Distinguished Professor of Law Jonathan Todres is working to have his students’ efforts recognized beyond the classroom. Most recently, he collaborated with Lauren Meeler (J.D. ’22) to co-author an article titled Confronting Housing Insecurity—A Key to Getting Kids Back to School that was published in JAMA Pediatrics.
This stemmed from a writing assignment in his course, Global Perspectives on Children and the Law, in which Meeler wrote about housing issues and their impact on children.
“Professor Todres had been wanting to address housing and getting kids back to school. So, he asked if I wanted to take some of what I had written and researched for my paper and cowrite an article on the eviction moratorium and education,” said Meeler.
Their article focuses on the pandemic’s devastating impact on millions of children, which has often been overlooked, because relatively few children have become very ill with COVID-19. However, the impact has still been dramatic. One area that has received attention has been children’s education.
“As schools around the country reopened, it struck me that policymakers were overlooking the impact of housing insecurity on children. In effect, if we don’t address the threat to millions of families’ housing, then our efforts to address learning loss and counter inequities in education will fall short,” said Todres.

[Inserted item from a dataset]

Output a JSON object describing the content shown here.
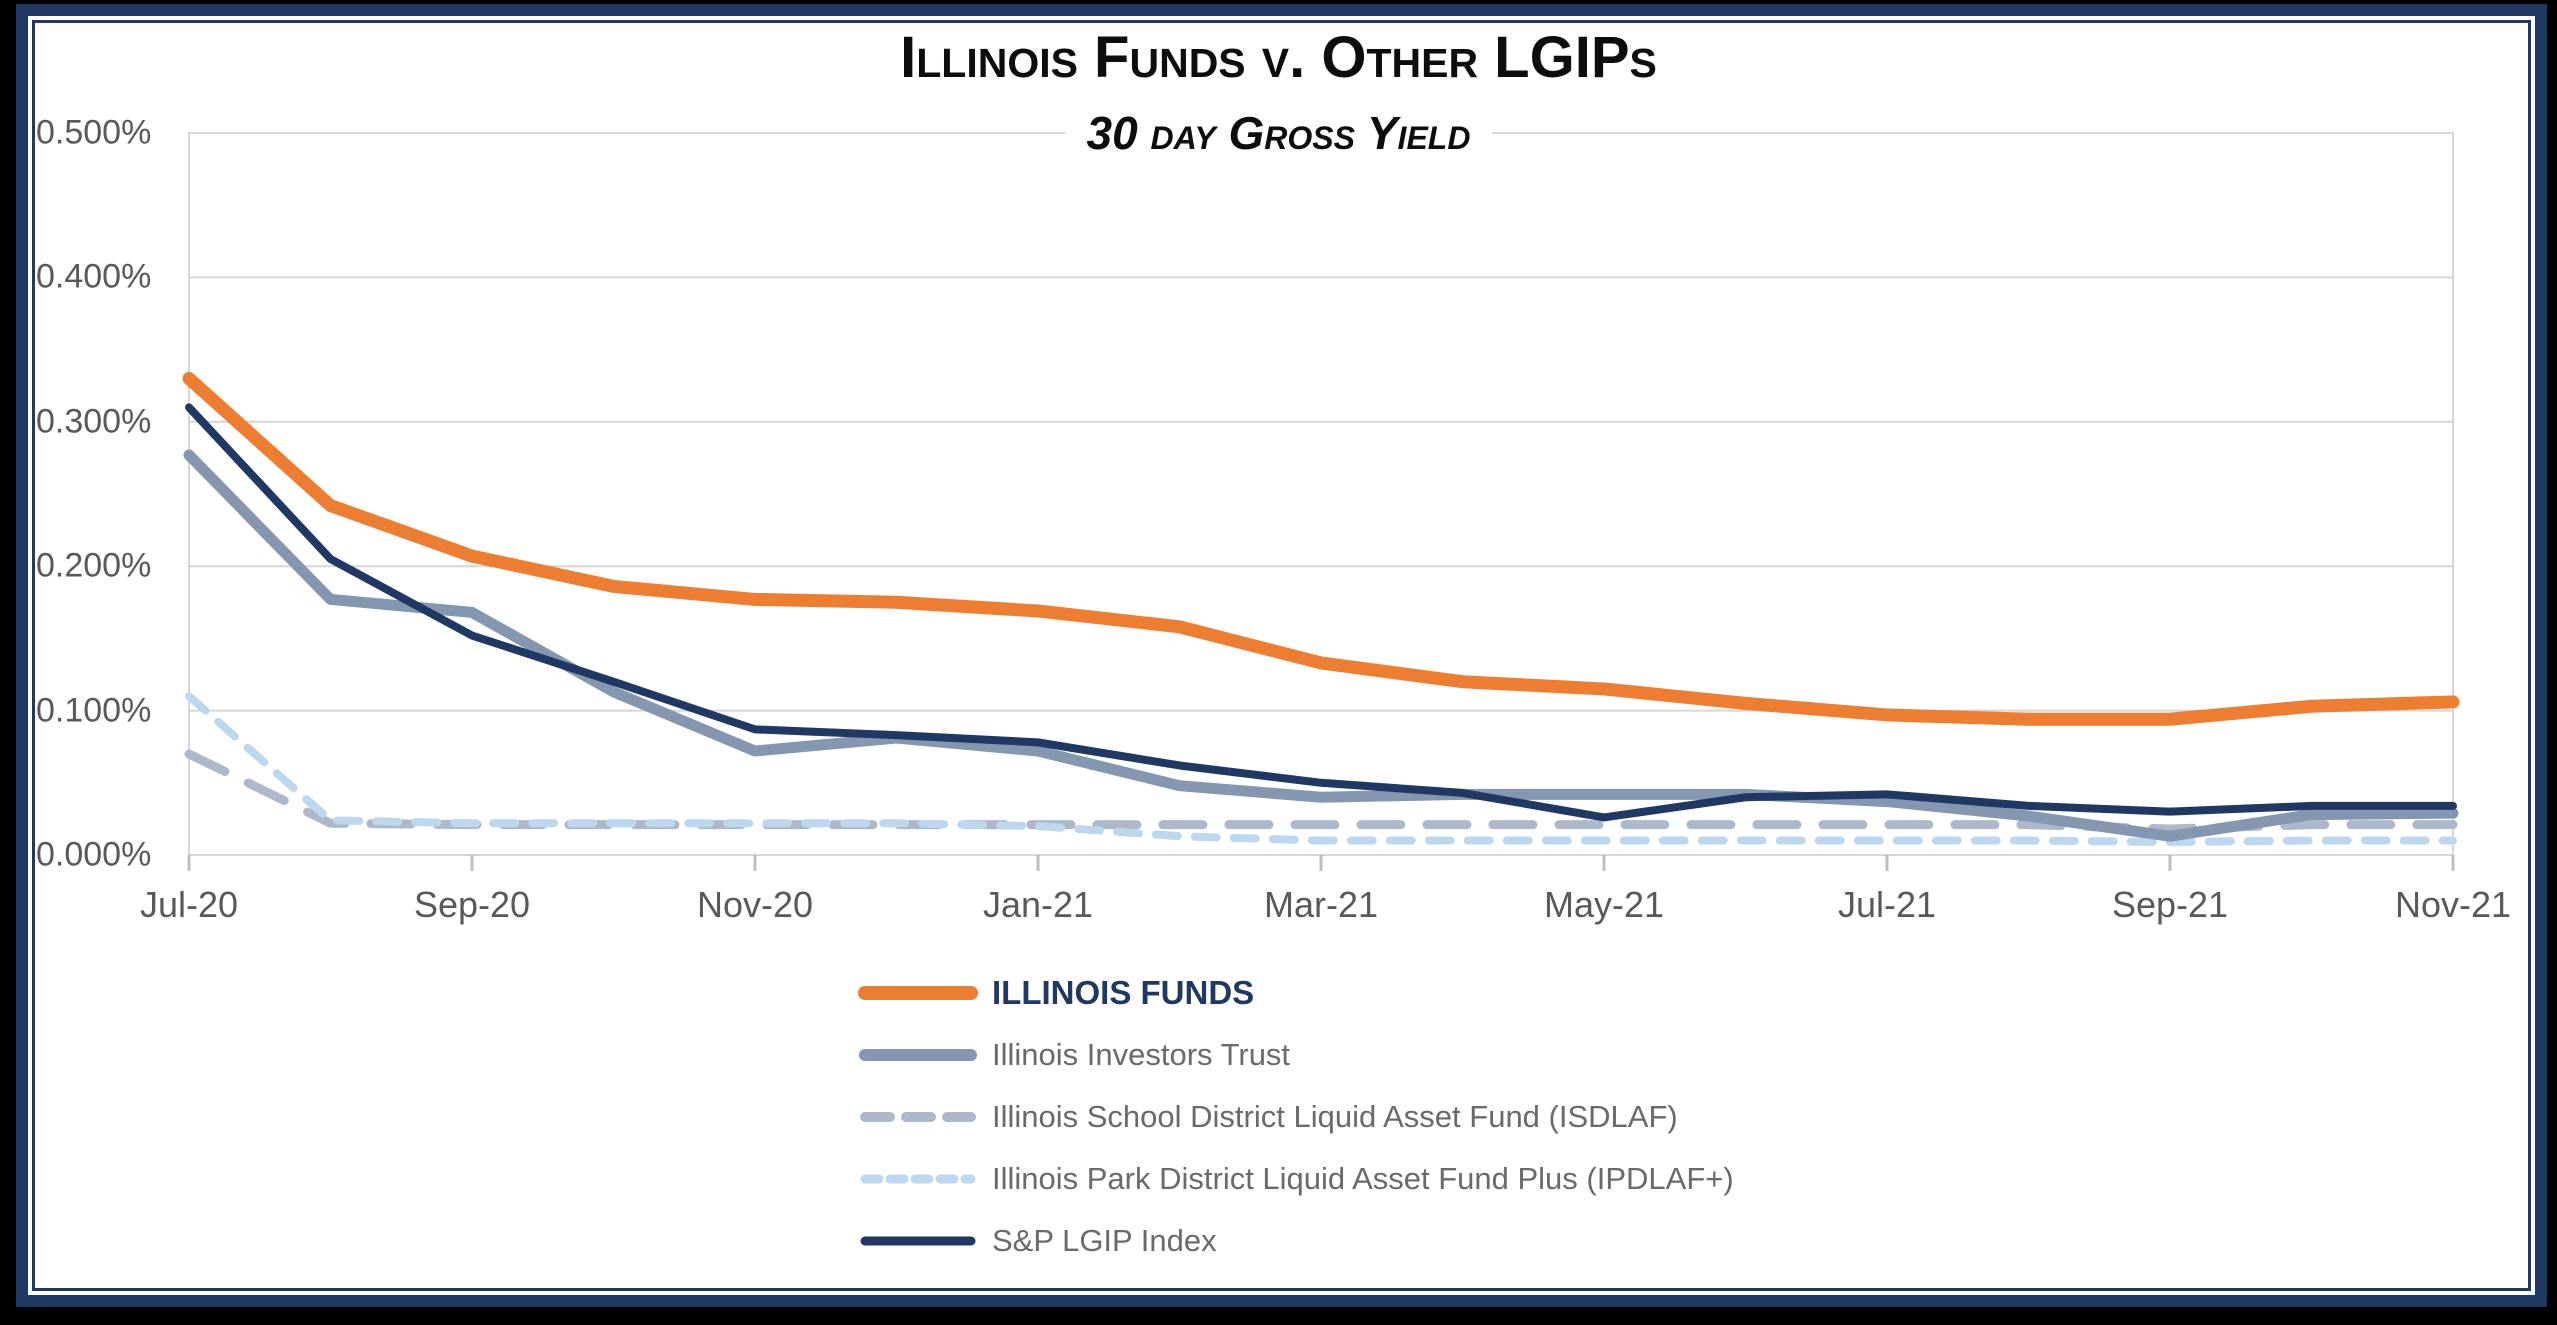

JAMA Pediatrics, a peer-reviewed journal, is the oldest and highest-ranked pediatrics journal in the world. Todres says it’s a significant accomplishment for a law student to publish in JAMA Pediatrics, and credits Meeler’s excellent work for making it in the journal. As for Meeler, she enjoyed seeing the process side of a publication, from writing and editing to submitting.

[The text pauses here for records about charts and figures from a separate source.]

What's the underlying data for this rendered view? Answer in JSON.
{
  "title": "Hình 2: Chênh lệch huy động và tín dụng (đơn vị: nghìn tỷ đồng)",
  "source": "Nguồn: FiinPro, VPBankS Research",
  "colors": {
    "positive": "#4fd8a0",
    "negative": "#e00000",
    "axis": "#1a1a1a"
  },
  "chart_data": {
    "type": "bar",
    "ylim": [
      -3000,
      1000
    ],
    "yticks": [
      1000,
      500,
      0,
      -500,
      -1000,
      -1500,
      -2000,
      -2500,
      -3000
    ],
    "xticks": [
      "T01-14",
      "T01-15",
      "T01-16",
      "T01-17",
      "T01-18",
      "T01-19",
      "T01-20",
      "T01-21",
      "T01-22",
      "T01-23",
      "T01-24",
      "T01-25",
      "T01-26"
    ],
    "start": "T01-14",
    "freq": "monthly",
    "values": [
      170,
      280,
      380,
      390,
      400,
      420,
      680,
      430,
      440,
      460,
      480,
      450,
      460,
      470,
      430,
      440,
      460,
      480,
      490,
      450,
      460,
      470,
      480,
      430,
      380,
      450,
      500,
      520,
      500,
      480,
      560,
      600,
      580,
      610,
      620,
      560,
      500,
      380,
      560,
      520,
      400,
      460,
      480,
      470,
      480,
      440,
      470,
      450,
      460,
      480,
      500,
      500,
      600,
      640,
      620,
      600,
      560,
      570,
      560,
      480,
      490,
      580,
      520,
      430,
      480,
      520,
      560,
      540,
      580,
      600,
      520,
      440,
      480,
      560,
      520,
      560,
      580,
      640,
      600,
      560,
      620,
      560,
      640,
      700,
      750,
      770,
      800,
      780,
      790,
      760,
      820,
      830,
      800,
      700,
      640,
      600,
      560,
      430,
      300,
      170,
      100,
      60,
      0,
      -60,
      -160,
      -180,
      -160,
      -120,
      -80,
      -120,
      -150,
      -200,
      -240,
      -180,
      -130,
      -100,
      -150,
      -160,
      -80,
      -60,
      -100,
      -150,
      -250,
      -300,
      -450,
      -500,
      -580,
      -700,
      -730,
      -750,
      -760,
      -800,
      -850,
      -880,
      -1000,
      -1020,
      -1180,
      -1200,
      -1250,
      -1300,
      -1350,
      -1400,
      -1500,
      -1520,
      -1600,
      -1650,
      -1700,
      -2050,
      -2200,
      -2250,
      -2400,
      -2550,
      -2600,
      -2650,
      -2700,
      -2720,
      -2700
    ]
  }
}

“As we made revisions, it felt strange, but definitely fun, to critique my professor or change something he’s written,” Meeler said. “I appreciate that I even had an opportunity to do this, but more so that we accomplished something through equal effort and mutual respect.”

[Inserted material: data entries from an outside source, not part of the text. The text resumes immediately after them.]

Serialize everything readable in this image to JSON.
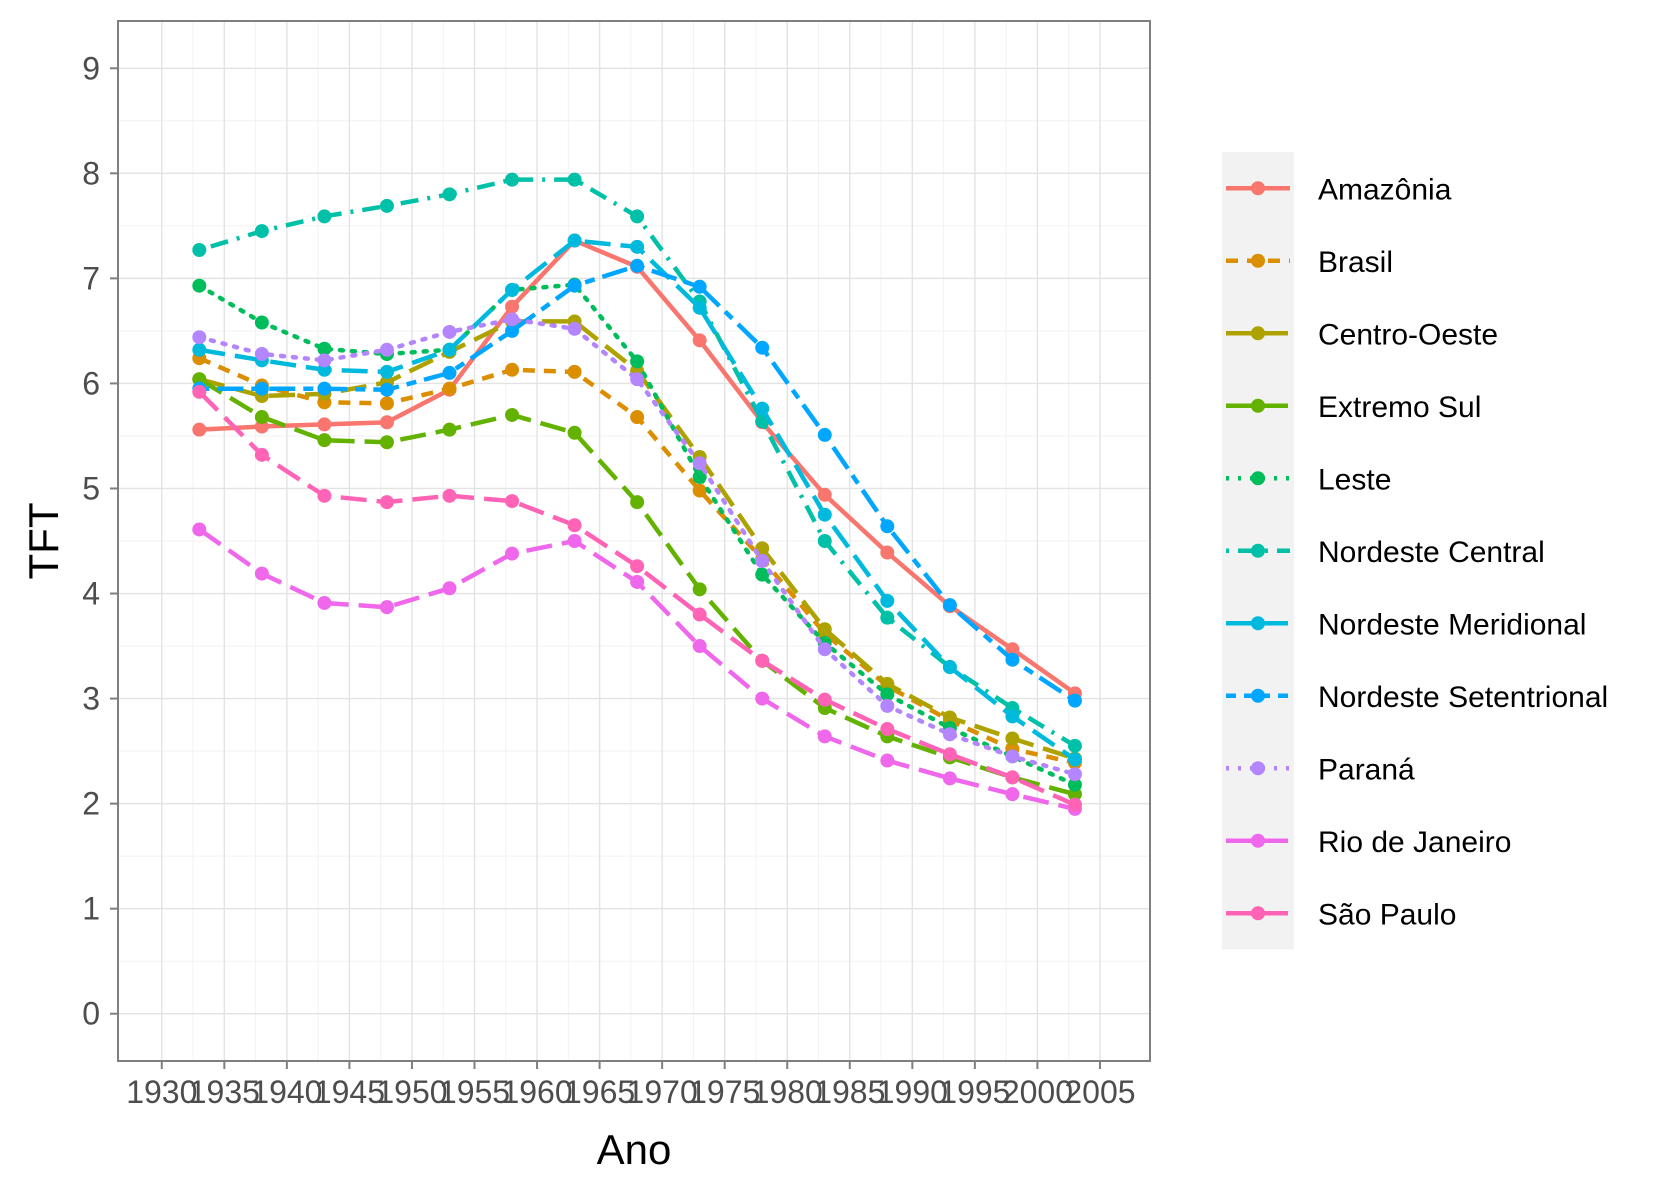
{
  "chart_data": {
    "type": "line",
    "xlabel": "Ano",
    "ylabel": "TFT",
    "xlim": [
      1926.5,
      2009
    ],
    "ylim": [
      -0.45,
      9.45
    ],
    "x_ticks": [
      "1930",
      "1935",
      "1940",
      "1945",
      "1950",
      "1955",
      "1960",
      "1965",
      "1970",
      "1975",
      "1980",
      "1985",
      "1990",
      "1995",
      "2000",
      "2005"
    ],
    "y_ticks": [
      "0",
      "1",
      "2",
      "3",
      "4",
      "5",
      "6",
      "7",
      "8",
      "9"
    ],
    "grid": true,
    "legend_position": "right",
    "x": [
      1933,
      1938,
      1943,
      1948,
      1953,
      1958,
      1963,
      1968,
      1973,
      1978,
      1983,
      1988,
      1993,
      1998,
      2003
    ],
    "series": [
      {
        "name": "Amazônia",
        "color": "#F8766D",
        "dash": "solid",
        "values": [
          5.56,
          5.59,
          5.61,
          5.63,
          5.94,
          6.73,
          7.36,
          7.11,
          6.41,
          5.63,
          4.94,
          4.39,
          3.88,
          3.47,
          3.05
        ]
      },
      {
        "name": "Brasil",
        "color": "#DB8E00",
        "dash": "dashed",
        "values": [
          6.24,
          5.98,
          5.82,
          5.81,
          5.95,
          6.13,
          6.11,
          5.68,
          4.98,
          4.33,
          3.62,
          3.12,
          2.79,
          2.52,
          2.39
        ]
      },
      {
        "name": "Centro-Oeste",
        "color": "#AEA200",
        "dash": "longdash",
        "values": [
          6.04,
          5.88,
          5.9,
          6.01,
          6.3,
          6.59,
          6.59,
          6.12,
          5.3,
          4.43,
          3.66,
          3.14,
          2.82,
          2.62,
          2.43
        ]
      },
      {
        "name": "Extremo Sul",
        "color": "#64B200",
        "dash": "longdash",
        "values": [
          6.04,
          5.68,
          5.46,
          5.44,
          5.56,
          5.7,
          5.53,
          4.87,
          4.04,
          3.36,
          2.91,
          2.64,
          2.44,
          2.25,
          2.09
        ]
      },
      {
        "name": "Leste",
        "color": "#00BD5C",
        "dash": "dotted",
        "values": [
          6.93,
          6.58,
          6.33,
          6.28,
          6.32,
          6.89,
          6.94,
          6.21,
          5.11,
          4.18,
          3.53,
          3.04,
          2.72,
          2.45,
          2.18
        ]
      },
      {
        "name": "Nordeste Central",
        "color": "#00C1A7",
        "dash": "dotdash",
        "values": [
          7.27,
          7.45,
          7.59,
          7.69,
          7.8,
          7.94,
          7.94,
          7.59,
          6.78,
          5.64,
          4.5,
          3.77,
          3.3,
          2.91,
          2.55
        ]
      },
      {
        "name": "Nordeste Meridional",
        "color": "#00BADE",
        "dash": "longdash",
        "values": [
          6.32,
          6.22,
          6.13,
          6.11,
          6.32,
          6.89,
          7.36,
          7.3,
          6.72,
          5.76,
          4.75,
          3.93,
          3.3,
          2.83,
          2.42
        ]
      },
      {
        "name": "Nordeste Setentrional",
        "color": "#00A6FF",
        "dash": "twodash",
        "values": [
          5.95,
          5.95,
          5.95,
          5.94,
          6.1,
          6.5,
          6.93,
          7.12,
          6.92,
          6.34,
          5.51,
          4.64,
          3.89,
          3.37,
          2.98
        ]
      },
      {
        "name": "Paraná",
        "color": "#B385FF",
        "dash": "dotted",
        "values": [
          6.44,
          6.28,
          6.22,
          6.32,
          6.49,
          6.61,
          6.52,
          6.04,
          5.24,
          4.31,
          3.47,
          2.93,
          2.66,
          2.45,
          2.28
        ]
      },
      {
        "name": "Rio de Janeiro",
        "color": "#EF67EB",
        "dash": "longdash",
        "values": [
          4.61,
          4.19,
          3.91,
          3.87,
          4.05,
          4.38,
          4.5,
          4.11,
          3.5,
          3.0,
          2.64,
          2.41,
          2.24,
          2.09,
          1.95
        ]
      },
      {
        "name": "São Paulo",
        "color": "#FF63B6",
        "dash": "longdash",
        "values": [
          5.92,
          5.32,
          4.93,
          4.87,
          4.93,
          4.88,
          4.65,
          4.26,
          3.8,
          3.36,
          2.99,
          2.71,
          2.47,
          2.25,
          1.99
        ]
      }
    ]
  }
}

Todres added, “I love when students get to that point where they are comfortable critiquing me. Then they recognize their own expertise and genuine collaboration can occur.” While Meeler might be the first student to publish from his Global Perspectives on Children and the Law class, she won’t be the last, Todres noted. He is already working with others from the class on projects.
“Publishing gives you a chance to be part of a dialogue on issues that you care about,” Todres said. “Early in one’s career, it’s also a signal to employers about the quality of your research and writing. I love the idea of supporting students in their efforts to add their voices and insights to discussions on important issues of the day.”